If the goal of Section 101 is to act as a gatekeeper, rather than a roadblock, the factors approach seems appropriate to employ in a patentability analysis.
The Need is Urgent
A discussion regarding possible different ways to determine whether a claim is directed to a judicial exception is particularly relevant now, in light of the present state of Federal Circuit jurisprudence on judicial exceptions. Of particular interest, pending with the Supreme Court is a Petition for Writ of Certiorari from Am. Axle & Mfg. v. Neapco Holdings LLC, 967 F.3d 1285 (Fed. Cir. 2020) (hereinafter, “American Axle”). American Axle appeals a split decision from the Federal Circuit denying a rehearing en banc. The Petition seeks, in part, clarification from the Supreme Court as to the appropriate standard for determining whether a patent claim is directed to a patent ineligible concept (the judicially created exceptions).
To refresh, the Alice two-part test includes, in step one, the court determining “whether the claims at issue are directed to a patent-ineligible concept. Alice Corp. v. CLS Bank Int’l, 573 U.S. 208, 217 (2014) (citing Mayo Collaborative Servs. v. Prometheus Labs., Inc., 566 U.S. 66, 77 (2012)). If so, we then “examine the elements of the claim to determine whether it contains an ‘inventive concept’ sufficient to ‘transform’ the claimed abstract idea into a patent-eligible application.” Id. at 221 (quoting Mayo, 566 U.S. at 72–73, 78).
I do not envy the Supreme Court, as it would seem difficult, if not impossible, to fashion one standard fitting all situations for determining whether a patent claim is “directed to” one of the judicially created exceptions to §101. However, perhaps we do not need to try to fashion one standard. Instead, this proposal looks to factors, the collective weight of which tips one way or the other, much like the DuPont factors for likelihood of confusion in trademark law. Think “useful indicia” of patentable subject matter. This may well be considered an academic exercise, but the Supreme Court does have the authority to make it happen.
To be sure, the factors to consider would need to be fleshed out, but below are some possibilities to consider, followed by application to American Axle and Yabin Yu v. Apple Inc. (Fed. Cir. 2021) (hereinafter, “Yu v. Apple”). Like the DuPont factors, not all the judicial exception factors will be applicable in a given case, and one or a subset of the factors may be controlling. Further, the factors may evolve or fall out with time and/or technology changes.

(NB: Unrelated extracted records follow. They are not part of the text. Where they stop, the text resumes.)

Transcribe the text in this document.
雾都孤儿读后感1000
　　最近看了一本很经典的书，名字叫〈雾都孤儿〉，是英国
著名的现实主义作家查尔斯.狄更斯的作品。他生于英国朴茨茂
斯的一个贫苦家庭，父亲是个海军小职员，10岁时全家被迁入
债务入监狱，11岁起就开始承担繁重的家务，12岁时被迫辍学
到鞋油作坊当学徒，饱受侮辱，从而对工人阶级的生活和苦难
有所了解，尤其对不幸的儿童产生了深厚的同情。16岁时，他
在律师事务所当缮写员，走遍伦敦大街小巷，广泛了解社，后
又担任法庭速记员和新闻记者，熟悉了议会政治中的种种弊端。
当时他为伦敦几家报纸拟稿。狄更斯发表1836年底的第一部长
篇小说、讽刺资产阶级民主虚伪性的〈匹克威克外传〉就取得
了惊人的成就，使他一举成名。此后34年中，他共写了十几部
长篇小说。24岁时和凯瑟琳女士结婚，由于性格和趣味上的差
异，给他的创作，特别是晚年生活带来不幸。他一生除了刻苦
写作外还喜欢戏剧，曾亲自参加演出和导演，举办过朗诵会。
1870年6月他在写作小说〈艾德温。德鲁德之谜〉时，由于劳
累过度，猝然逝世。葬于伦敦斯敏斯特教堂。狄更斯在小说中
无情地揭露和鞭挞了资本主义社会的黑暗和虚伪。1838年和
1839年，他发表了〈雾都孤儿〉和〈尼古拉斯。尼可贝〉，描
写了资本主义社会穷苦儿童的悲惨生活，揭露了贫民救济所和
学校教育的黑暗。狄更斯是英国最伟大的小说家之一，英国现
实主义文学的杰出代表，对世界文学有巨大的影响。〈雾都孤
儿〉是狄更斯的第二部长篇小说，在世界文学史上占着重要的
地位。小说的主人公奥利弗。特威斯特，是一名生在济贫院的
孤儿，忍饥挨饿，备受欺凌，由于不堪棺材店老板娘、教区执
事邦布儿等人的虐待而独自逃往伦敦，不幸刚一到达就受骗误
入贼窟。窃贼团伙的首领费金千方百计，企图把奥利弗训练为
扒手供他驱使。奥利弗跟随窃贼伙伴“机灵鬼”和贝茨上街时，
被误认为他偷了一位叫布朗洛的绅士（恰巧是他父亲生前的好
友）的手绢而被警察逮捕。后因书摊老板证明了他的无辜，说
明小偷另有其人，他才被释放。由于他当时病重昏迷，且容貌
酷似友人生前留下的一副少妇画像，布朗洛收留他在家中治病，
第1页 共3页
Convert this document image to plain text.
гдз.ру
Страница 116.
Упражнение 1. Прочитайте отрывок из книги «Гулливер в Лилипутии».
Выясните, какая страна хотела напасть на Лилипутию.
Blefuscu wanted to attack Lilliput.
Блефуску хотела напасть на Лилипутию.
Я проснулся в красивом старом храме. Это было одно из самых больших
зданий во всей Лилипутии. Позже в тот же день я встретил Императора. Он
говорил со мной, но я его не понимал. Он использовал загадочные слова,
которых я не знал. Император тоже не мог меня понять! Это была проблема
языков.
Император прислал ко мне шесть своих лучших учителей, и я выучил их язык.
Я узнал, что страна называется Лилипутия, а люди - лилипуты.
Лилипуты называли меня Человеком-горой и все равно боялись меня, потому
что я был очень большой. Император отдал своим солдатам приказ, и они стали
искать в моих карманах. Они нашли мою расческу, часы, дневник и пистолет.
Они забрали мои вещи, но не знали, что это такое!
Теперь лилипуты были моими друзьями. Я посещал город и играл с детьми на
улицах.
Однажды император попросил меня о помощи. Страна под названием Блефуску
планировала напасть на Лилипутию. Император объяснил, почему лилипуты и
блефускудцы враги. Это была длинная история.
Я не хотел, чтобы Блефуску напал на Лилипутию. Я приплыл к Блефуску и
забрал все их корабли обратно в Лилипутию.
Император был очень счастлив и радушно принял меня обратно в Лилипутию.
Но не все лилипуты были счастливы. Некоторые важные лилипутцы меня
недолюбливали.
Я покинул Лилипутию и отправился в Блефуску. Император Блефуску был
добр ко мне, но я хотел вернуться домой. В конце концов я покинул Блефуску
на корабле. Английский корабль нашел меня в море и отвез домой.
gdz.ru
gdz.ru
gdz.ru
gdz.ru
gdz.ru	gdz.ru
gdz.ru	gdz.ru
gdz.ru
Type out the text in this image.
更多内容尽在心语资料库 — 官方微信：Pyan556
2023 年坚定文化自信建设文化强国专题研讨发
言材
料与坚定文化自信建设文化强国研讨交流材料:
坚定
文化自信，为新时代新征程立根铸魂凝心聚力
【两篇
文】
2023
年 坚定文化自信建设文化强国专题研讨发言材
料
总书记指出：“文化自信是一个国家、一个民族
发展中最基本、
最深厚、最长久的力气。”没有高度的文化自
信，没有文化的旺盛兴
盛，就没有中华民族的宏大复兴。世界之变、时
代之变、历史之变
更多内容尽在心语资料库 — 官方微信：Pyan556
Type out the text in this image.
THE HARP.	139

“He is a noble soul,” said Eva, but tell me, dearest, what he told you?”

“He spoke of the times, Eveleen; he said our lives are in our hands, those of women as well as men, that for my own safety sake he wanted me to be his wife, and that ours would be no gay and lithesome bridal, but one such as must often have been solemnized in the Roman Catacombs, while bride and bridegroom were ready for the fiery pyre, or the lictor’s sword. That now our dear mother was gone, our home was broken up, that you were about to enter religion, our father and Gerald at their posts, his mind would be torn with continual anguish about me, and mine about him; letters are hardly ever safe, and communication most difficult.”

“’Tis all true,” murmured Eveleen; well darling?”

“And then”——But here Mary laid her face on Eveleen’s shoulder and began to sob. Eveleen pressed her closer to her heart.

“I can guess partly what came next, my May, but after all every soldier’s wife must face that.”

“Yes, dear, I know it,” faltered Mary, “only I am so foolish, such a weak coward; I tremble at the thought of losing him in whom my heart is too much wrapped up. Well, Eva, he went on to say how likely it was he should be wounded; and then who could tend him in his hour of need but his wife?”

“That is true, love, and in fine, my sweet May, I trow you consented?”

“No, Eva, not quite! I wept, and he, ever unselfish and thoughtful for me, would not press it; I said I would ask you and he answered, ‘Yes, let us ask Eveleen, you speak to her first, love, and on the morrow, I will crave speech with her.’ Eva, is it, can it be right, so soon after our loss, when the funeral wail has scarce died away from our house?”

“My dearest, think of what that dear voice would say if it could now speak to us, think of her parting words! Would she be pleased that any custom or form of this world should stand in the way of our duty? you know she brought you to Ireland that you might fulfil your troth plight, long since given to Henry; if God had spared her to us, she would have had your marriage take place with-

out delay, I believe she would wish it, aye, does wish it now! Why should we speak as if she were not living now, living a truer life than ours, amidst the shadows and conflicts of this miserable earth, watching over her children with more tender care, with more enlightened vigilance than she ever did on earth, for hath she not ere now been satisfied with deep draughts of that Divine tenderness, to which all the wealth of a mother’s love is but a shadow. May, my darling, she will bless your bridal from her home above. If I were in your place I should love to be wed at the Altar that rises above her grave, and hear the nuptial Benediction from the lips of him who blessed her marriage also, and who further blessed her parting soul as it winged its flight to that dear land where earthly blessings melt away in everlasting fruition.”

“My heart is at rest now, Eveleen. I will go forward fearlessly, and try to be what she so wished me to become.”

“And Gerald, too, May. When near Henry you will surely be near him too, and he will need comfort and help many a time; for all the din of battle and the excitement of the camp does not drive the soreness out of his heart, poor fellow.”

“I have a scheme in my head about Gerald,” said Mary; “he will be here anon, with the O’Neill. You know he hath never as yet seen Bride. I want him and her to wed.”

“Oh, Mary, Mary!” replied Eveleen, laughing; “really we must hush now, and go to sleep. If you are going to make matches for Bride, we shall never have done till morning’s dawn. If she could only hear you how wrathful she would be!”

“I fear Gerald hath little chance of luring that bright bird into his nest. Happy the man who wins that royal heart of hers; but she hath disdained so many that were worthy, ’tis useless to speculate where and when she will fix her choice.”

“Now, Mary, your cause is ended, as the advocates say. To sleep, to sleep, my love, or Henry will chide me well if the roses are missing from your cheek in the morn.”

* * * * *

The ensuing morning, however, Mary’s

Possible Factor One: Traditional Patentability
For example, one factor may be whether a given claim results in a type of invention traditionally patentable, such as a digital camera (Yu v. Apple) or the result of an industrial manufacturing method (American Axle). If so, then this factor would weigh in favor of patentable subject matter being present. Applied to both Yu v. Apple and American Axle, this factor should weigh, perhaps heavily, in favor of finding patentable subject matter, but still subject, of course, to the other statutory requirements.
Possible Factor Two: Physical Components
Another example of a possible factor is whether a plurality of specific physical components, other than a general-purpose computer, are present. If present, this factor would weigh in favor of patentable subject matter. For both Yu v. Apple and American Axle, this factor would also weigh, perhaps heavily, in favor patentability.
Possible Factor Three: Non-Obviousness
Another possible factor is whether the claims have been held to be novel and non-obvious over the prior art. If so, this factor would weigh in favor of patentable subject matter. Applied to both Yu v. Apple and American Axle, this factor would weigh in favor of patentable subject matter. I realize the novel and non-obvious factor may be controversial, but it is an indicia of an improvement or new approach over conventional approaches.
Possible Factor Four: Data
Another possible factor is whether one or more of the following are present in the claim: data gathering; analysis of data; reporting of results of analysis; displaying results or organizing data. If one or more are present, this factor would weigh against patentable subject matter. Applied to either Yu v. Apple or American Axle, this factor would weigh in favor of patentable subject matter.
Possible Factor Five: the ‘How’
Not that I endorse the Federal Circuit (inconsistent) requirement of the presence of a “how” in the claim, but another possible factor is whether there is literally only a desired end result with a complete lack of claim limitations as to how the end result is achieved. If present, then this factor would weigh against patentable subject matter. Applied to American Axle, this factor would weigh, on balance, in favor of patentability. Application to Yu v. Apple is difficult. There is a recitation of a resulting “enhanced” digital image. However, it is completely unspecified in the claim as to what type of enhancement, so it seems insufficient to qualify as an end result. In my view, this would be a Section 112 issue; that is, whether “enhanced” is indefinite, without any effect on the patentable subject matter inquiry.
Possible Factor Six: ‘Well Understood, Routine and Conventional’
A last suggested factor for a process or method of use is whether the claimed steps are well understood, routine and conventional; if so, this factor would weigh against patentable subject matter. As applied to American Axle, this factor would clearly be in favor of patentable subject matter, since the prior art did not teach dampening the two types of vibrations for the same prop shaft liner. However, as applied to Yu v. Apple, there were some aspects of individual claim elements that may weight against patentability, but not in a very strong way. The other factors above weighing heavily in favor of finding patentable subject matter in Yu v. Apple should outweigh this factor.
With regard to laws of nature and mathematical equations, if neither is expressly recited, it would weigh in favor of patentable subject matter. In that case, a possible sub-factor could be whether there is clear reliance on the same for patentability. If so, then this factor would weigh against patentable subject matter, depending on the strength of the case for clear reliance. If either a law of nature or a mathematical equation is expressly recited, a possible sub-factor is whether there is an otherwise relatively high level of specificity in the claim. If so, then this factor would weigh in favor of patentable subject matter.
Jumpstarting the Section 101 Dialogue
A patentable subject matter inquiry is currently too difficult and confusing, and often leads to highly questionable results. Hence, it is appropriate to consider other ways, such as a factors-based approach proposed in this article. However, the real purpose of this article is to spark a discussion regarding other viable approaches to determining whether a claim is directed to one of the judicial exceptions to Section 101.